Conference puts food economy on table


Transition Colorado is the reorganized, combined version of nonprofits Transition Boulder and Boulder County Going Local.

Got that? Well, all you have to know is that the new mission is a modern twist on “Think globally, act locally.” Transition Colorado puts that kind of thinking into action in a number of ways.

The latest will be a weekend conference on growing and sustaining the local economy, Feb. 25-27, at the Millennium Harvest Hotel in Boulder.

The focus here will be on stoking “food localization as economic development,” an expansion of the organization’s ongoing EAT LOCAL! campaign.

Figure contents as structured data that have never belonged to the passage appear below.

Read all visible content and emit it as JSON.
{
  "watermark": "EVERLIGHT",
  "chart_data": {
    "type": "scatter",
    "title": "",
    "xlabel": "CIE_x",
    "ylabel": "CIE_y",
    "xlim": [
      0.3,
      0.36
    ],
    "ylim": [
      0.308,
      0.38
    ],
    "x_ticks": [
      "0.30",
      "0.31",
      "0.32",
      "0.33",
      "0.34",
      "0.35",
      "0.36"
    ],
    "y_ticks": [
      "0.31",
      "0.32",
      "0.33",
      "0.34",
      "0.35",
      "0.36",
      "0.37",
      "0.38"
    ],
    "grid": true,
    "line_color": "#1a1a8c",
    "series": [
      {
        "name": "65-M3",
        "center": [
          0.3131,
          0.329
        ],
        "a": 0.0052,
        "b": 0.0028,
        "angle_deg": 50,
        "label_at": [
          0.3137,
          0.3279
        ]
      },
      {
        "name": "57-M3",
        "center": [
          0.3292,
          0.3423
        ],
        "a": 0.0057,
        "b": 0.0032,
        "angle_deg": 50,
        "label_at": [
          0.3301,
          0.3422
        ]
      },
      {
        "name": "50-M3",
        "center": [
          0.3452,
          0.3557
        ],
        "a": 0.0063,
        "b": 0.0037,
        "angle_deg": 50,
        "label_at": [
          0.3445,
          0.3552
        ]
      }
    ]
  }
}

“If we can increase local food production as much as possible, it will mean new jobs, new economic activity,” says Michael Brownlee, co-founder of Transition Colorado. “It’s an area of production that our economists and government are not regarding as economic development.”

And that is odd, because we all need to eat. And no matter what we eat, for most of us it means a lot of people are needed to get it from the field to our tables, even when close to home. When you boost the number of those jobs within the community, it boosts the local economy.

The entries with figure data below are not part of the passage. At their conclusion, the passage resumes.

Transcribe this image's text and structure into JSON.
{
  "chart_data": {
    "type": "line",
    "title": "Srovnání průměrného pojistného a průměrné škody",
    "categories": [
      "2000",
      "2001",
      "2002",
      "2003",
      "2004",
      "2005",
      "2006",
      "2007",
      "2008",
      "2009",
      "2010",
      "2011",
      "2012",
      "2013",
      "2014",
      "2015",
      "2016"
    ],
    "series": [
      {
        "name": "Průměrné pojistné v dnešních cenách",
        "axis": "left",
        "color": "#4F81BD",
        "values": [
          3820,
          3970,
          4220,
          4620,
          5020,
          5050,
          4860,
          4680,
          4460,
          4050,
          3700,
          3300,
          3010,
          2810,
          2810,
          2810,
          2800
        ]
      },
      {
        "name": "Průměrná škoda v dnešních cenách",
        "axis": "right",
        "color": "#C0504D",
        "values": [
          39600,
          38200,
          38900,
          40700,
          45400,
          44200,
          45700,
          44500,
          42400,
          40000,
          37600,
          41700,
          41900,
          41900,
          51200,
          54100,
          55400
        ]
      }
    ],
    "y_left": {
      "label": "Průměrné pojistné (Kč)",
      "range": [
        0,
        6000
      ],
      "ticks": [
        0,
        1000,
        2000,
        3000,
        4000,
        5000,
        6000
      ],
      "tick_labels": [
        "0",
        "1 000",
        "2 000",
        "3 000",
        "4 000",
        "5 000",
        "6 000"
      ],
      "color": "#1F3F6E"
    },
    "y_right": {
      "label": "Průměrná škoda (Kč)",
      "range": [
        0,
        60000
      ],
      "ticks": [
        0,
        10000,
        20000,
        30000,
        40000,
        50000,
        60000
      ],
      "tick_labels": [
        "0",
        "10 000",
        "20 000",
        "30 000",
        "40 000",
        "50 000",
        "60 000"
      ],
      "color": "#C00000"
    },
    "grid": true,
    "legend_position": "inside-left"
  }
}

“More than $700 million is spent annually on food in Boulder County,” says Brownlee. “Less than 1 percent of that is spent on what is locally produced.

“Our goal, what we call the 10 percent Local Food Shift Challenge and Pledge, is to be able to devote about 10 percent of our food budget on locally produced food.”

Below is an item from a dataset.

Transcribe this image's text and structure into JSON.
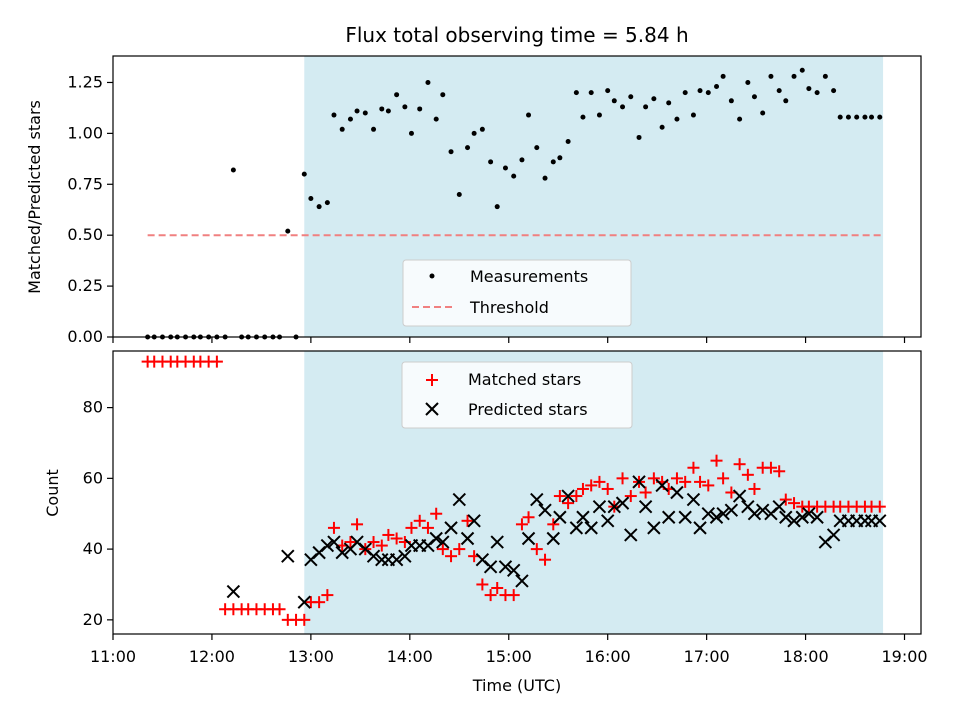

(The food expenditure information is based on a 2009 study for Colorado State University, using 2007 Agriculture Census data done by Ken Meter for the Crossroads Resource Center in Minneapolis, Minn.,

The conference will begin with the showing of a documentary on bringing economic empowerment home, “The Economics of Happiness,” Feb. 25 at 7 p.m., Unity of Boulder, 2855 Folsom St. General admission is $5.

The rest of the weekend’s activities will be given over to special speakers and discussions on putting ideas into action.

The theme on Feb. 26 will be Bringing the Economy Home, with morning keynote speaker Nicole Foss, co-author of the blog “The Automatic Earth.” Foss runs the Agri-Energy Producers’ Association of Ontario, and has an extensive background in energy and finance.

Afternoon keynote speakers will be Michael Shuman of the Business Alliance for Local Living Economies, Woody Tasch, founder of Slow Money, and Brownlee.

The second full day of the conference will focus on bringing community producers and movers of our local foodshed together for practical brainstorming.

The entire conference costs $50 in advance, $60 at the door — but don’t let the cost hold you back.

“We’ll have student discounts and scholarships,” says Brownlee. “Call Transition Colorado’s office if you really want to attend but can’t afford it.”